Due to the defects of abrasive tools made by multilayer sintering or single plating process, they are restrictively used in some cases, such as efficient grinding and high speed/ultrahigh speed grinding. In recent years, many authors tried to introduce the brazing technology to manufacture single layer super-hard abrasive tools. The bonding strength between the substrates and brazing alloy can be improved since the dissolution, wettability, diffusion and chemical combination occur at the interface among the abrasive particles, brazing alloy and substrates during high temperature brazing. The practices have proved that the brazing alloy showed good wettability and high coalescent strength to the substrates, without gaps or grooves existing. After brazing, the diamond abrasive particles keep integrated, no cracks occurring and show a high exposing height.
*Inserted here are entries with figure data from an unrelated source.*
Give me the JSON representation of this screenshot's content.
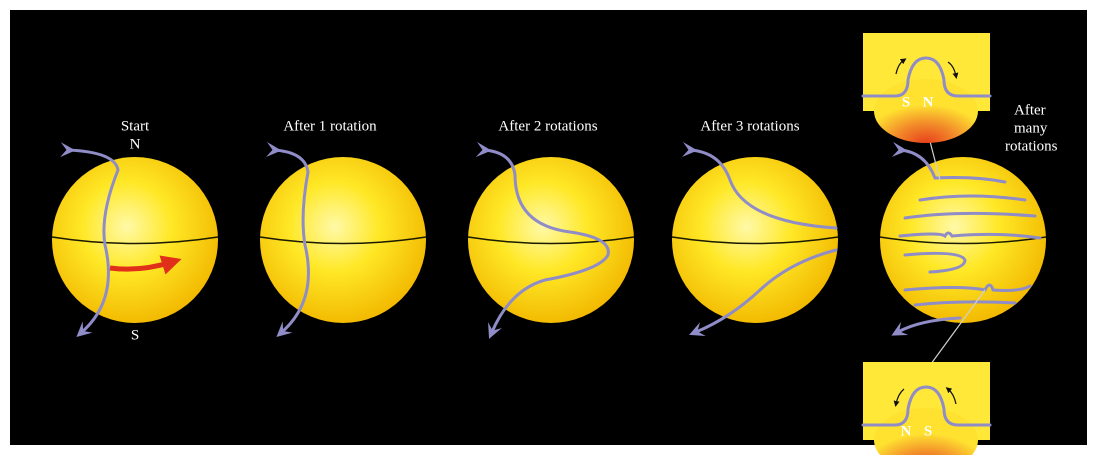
{
  "panels": [
    {
      "label": "Start",
      "north": "N",
      "south": "S"
    },
    {
      "label": "After 1 rotation"
    },
    {
      "label": "After 2 rotations"
    },
    {
      "label": "After 3 rotations"
    },
    {
      "label_lines": [
        "After",
        "many",
        "rotations"
      ]
    }
  ],
  "insets": [
    {
      "labels": [
        "S",
        "N"
      ]
    },
    {
      "labels": [
        "N",
        "S"
      ]
    }
  ]
}
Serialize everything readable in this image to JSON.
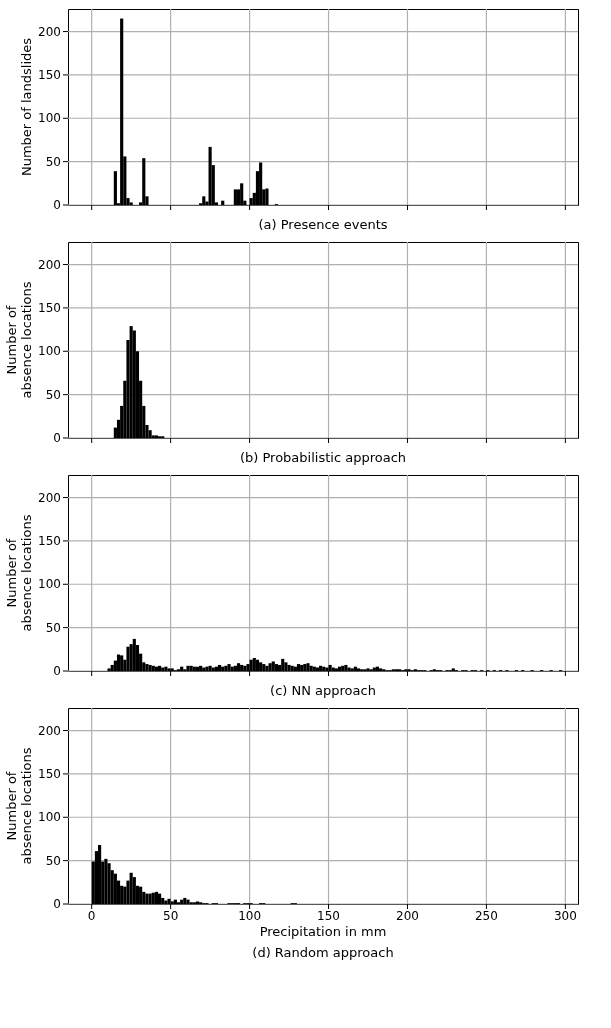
{
  "chart_data": [
    {
      "type": "histogram",
      "title": "(a) Presence events",
      "ylabel": "Number of landslides",
      "color": "#000000",
      "xlim": [
        -15,
        308
      ],
      "xticks": [
        0,
        50,
        100,
        150,
        200,
        250,
        300
      ],
      "ylim": [
        0,
        226
      ],
      "yticks": [
        0,
        50,
        100,
        150,
        200
      ],
      "grid": true,
      "tick_labels": "y",
      "bins": [
        14,
        16,
        18,
        20,
        22,
        24,
        26,
        28,
        30,
        32,
        34,
        36,
        38,
        40,
        42,
        44,
        46,
        48,
        50,
        52,
        54,
        56,
        58,
        60,
        62,
        64,
        66,
        68,
        70,
        72,
        74,
        76,
        78,
        80,
        82,
        84,
        86,
        88,
        90,
        92,
        94,
        96,
        98,
        100,
        102,
        104,
        106,
        108,
        110,
        112,
        114,
        116,
        118,
        120
      ],
      "values": [
        39,
        2,
        215,
        56,
        8,
        3,
        0,
        0,
        3,
        54,
        10,
        0,
        0,
        0,
        0,
        0,
        0,
        0,
        0,
        0,
        0,
        0,
        0,
        0,
        0,
        0,
        0,
        2,
        10,
        4,
        67,
        46,
        3,
        0,
        5,
        0,
        0,
        0,
        18,
        18,
        25,
        5,
        0,
        8,
        14,
        39,
        49,
        18,
        19,
        0,
        0,
        1,
        0
      ]
    },
    {
      "type": "histogram",
      "title": "(b) Probabilistic approach",
      "ylabel": "Number of\nabsence locations",
      "color": "#000000",
      "xlim": [
        -15,
        308
      ],
      "xticks": [
        0,
        50,
        100,
        150,
        200,
        250,
        300
      ],
      "ylim": [
        0,
        226
      ],
      "yticks": [
        0,
        50,
        100,
        150,
        200
      ],
      "grid": true,
      "tick_labels": "y",
      "bins": [
        14,
        16,
        18,
        20,
        22,
        24,
        26,
        28,
        30,
        32,
        34,
        36,
        38,
        40,
        42,
        44,
        46
      ],
      "values": [
        12,
        21,
        37,
        66,
        113,
        129,
        124,
        100,
        66,
        37,
        15,
        9,
        3,
        3,
        2,
        2
      ]
    },
    {
      "type": "histogram",
      "title": "(c) NN approach",
      "ylabel": "Number of\nabsence locations",
      "color": "#000000",
      "xlim": [
        -15,
        308
      ],
      "xticks": [
        0,
        50,
        100,
        150,
        200,
        250,
        300
      ],
      "ylim": [
        0,
        226
      ],
      "yticks": [
        0,
        50,
        100,
        150,
        200
      ],
      "grid": true,
      "tick_labels": "y",
      "bins": [
        10,
        12,
        14,
        16,
        18,
        20,
        22,
        24,
        26,
        28,
        30,
        32,
        34,
        36,
        38,
        40,
        42,
        44,
        46,
        48,
        50,
        52,
        54,
        56,
        58,
        60,
        62,
        64,
        66,
        68,
        70,
        72,
        74,
        76,
        78,
        80,
        82,
        84,
        86,
        88,
        90,
        92,
        94,
        96,
        98,
        100,
        102,
        104,
        106,
        108,
        110,
        112,
        114,
        116,
        118,
        120,
        122,
        124,
        126,
        128,
        130,
        132,
        134,
        136,
        138,
        140,
        142,
        144,
        146,
        148,
        150,
        152,
        154,
        156,
        158,
        160,
        162,
        164,
        166,
        168,
        170,
        172,
        174,
        176,
        178,
        180,
        182,
        184,
        186,
        188,
        190,
        192,
        194,
        196,
        198,
        200,
        202,
        204,
        206,
        208,
        210,
        212,
        214,
        216,
        218,
        220,
        222,
        224,
        226,
        228,
        230,
        232,
        234,
        236,
        238,
        240,
        242,
        244,
        246,
        248,
        250,
        252,
        254,
        256,
        258,
        260,
        262,
        264,
        266,
        268,
        270,
        272,
        274,
        276,
        278,
        280,
        282,
        284,
        286,
        288,
        290,
        292,
        294,
        296,
        298,
        300
      ],
      "values": [
        3,
        7,
        12,
        19,
        18,
        13,
        28,
        31,
        37,
        30,
        20,
        10,
        8,
        7,
        6,
        5,
        6,
        4,
        5,
        3,
        3,
        1,
        2,
        5,
        2,
        6,
        6,
        5,
        5,
        6,
        4,
        5,
        6,
        4,
        5,
        7,
        5,
        6,
        8,
        5,
        6,
        9,
        7,
        6,
        8,
        13,
        15,
        13,
        10,
        8,
        6,
        9,
        11,
        8,
        7,
        14,
        10,
        7,
        6,
        5,
        8,
        7,
        8,
        9,
        6,
        5,
        4,
        6,
        5,
        4,
        7,
        4,
        3,
        5,
        6,
        7,
        4,
        3,
        5,
        3,
        2,
        2,
        3,
        2,
        4,
        5,
        3,
        2,
        1,
        1,
        2,
        2,
        2,
        1,
        2,
        2,
        1,
        2,
        1,
        1,
        1,
        0,
        1,
        2,
        1,
        1,
        0,
        1,
        1,
        3,
        1,
        0,
        1,
        1,
        0,
        1,
        1,
        0,
        1,
        0,
        1,
        0,
        1,
        0,
        1,
        0,
        1,
        0,
        0,
        1,
        0,
        1,
        0,
        0,
        1,
        0,
        0,
        1,
        0,
        0,
        1,
        0,
        0,
        1,
        0
      ]
    },
    {
      "type": "histogram",
      "title": "(d) Random approach",
      "xlabel": "Precipitation in mm",
      "ylabel": "Number of\nabsence locations",
      "color": "#000000",
      "xlim": [
        -15,
        308
      ],
      "xticks": [
        0,
        50,
        100,
        150,
        200,
        250,
        300
      ],
      "ylim": [
        0,
        226
      ],
      "yticks": [
        0,
        50,
        100,
        150,
        200
      ],
      "grid": true,
      "bins": [
        0,
        2,
        4,
        6,
        8,
        10,
        12,
        14,
        16,
        18,
        20,
        22,
        24,
        26,
        28,
        30,
        32,
        34,
        36,
        38,
        40,
        42,
        44,
        46,
        48,
        50,
        52,
        54,
        56,
        58,
        60,
        62,
        64,
        66,
        68,
        70,
        72,
        74,
        76,
        78,
        80,
        82,
        84,
        86,
        88,
        90,
        92,
        94,
        96,
        98,
        100,
        102,
        104,
        106,
        108,
        110,
        112,
        114,
        116,
        118,
        120,
        122,
        124,
        126,
        128,
        130,
        132,
        134,
        136,
        138,
        140
      ],
      "values": [
        49,
        61,
        68,
        49,
        52,
        47,
        39,
        35,
        27,
        21,
        20,
        27,
        36,
        31,
        21,
        20,
        14,
        12,
        12,
        13,
        14,
        12,
        7,
        4,
        6,
        3,
        5,
        2,
        5,
        7,
        5,
        2,
        2,
        3,
        2,
        1,
        1,
        0,
        1,
        1,
        0,
        0,
        0,
        1,
        1,
        1,
        1,
        0,
        1,
        1,
        1,
        0,
        0,
        1,
        1,
        0,
        0,
        0,
        0,
        0,
        0,
        0,
        0,
        1,
        1,
        0,
        0,
        0,
        0,
        0
      ]
    }
  ]
}
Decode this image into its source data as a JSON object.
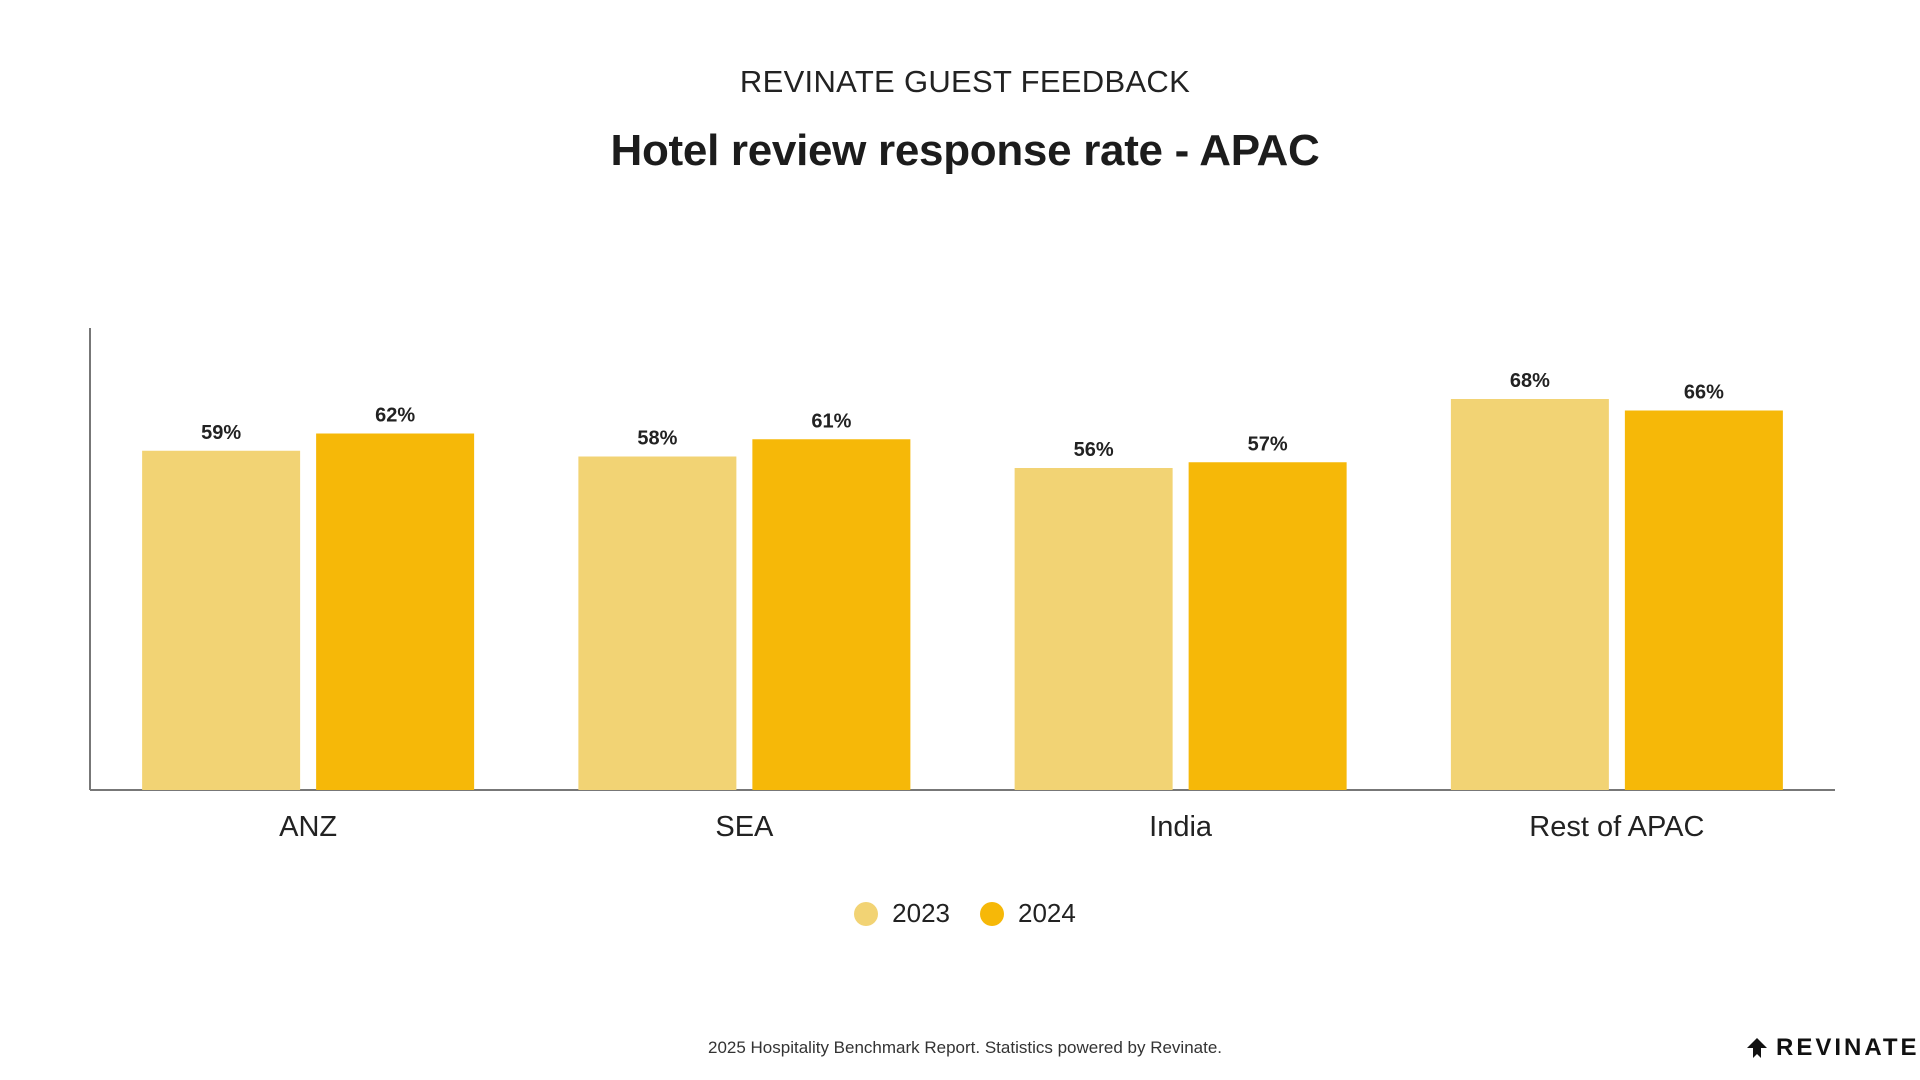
{
  "header": {
    "supertitle": "REVINATE GUEST FEEDBACK",
    "title": "Hotel review response rate - APAC"
  },
  "chart_data": {
    "type": "bar",
    "title": "Hotel review response rate - APAC",
    "categories": [
      "ANZ",
      "SEA",
      "India",
      "Rest of APAC"
    ],
    "series": [
      {
        "name": "2023",
        "values": [
          59,
          58,
          56,
          68
        ],
        "labels": [
          "59%",
          "58%",
          "56%",
          "68%"
        ],
        "color": "#F2D374"
      },
      {
        "name": "2024",
        "values": [
          62,
          61,
          57,
          66
        ],
        "labels": [
          "62%",
          "61%",
          "57%",
          "66%"
        ],
        "color": "#F6B808"
      }
    ],
    "ylim": [
      0,
      80
    ],
    "grid": false,
    "legend_position": "bottom-center"
  },
  "legend": [
    {
      "label": "2023",
      "color": "#F2D374"
    },
    {
      "label": "2024",
      "color": "#F6B808"
    }
  ],
  "footer": {
    "note": "2025 Hospitality Benchmark Report. Statistics powered by Revinate."
  },
  "brand": {
    "name": "REVINATE",
    "icon": "revinate-logo-icon"
  }
}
Comparing with multilayer sintering or single plating process, the super-abrasive tools obtained through brazing show following advantages: (1) The abrasive materials, brazing alloy and substrates can be achieved through metallurgical chemical bonding, inducing strong bonding strength and long service life. (2) The exposing height of the abrasive particles was higher (up to 70%-80% of the height of abrasive particles), resulting in a large chip space and fully utilizing abrasive particles. (3) The brazing method could induce the lower grinding force, power consumption and grinding temperature. (4) The brazing method accords with current development trend of green manufacturing advocated, showing great significance in environment protection.

The super hard abrasive tools manufacturing through brazing are becoming a hot research due to its unique superiority.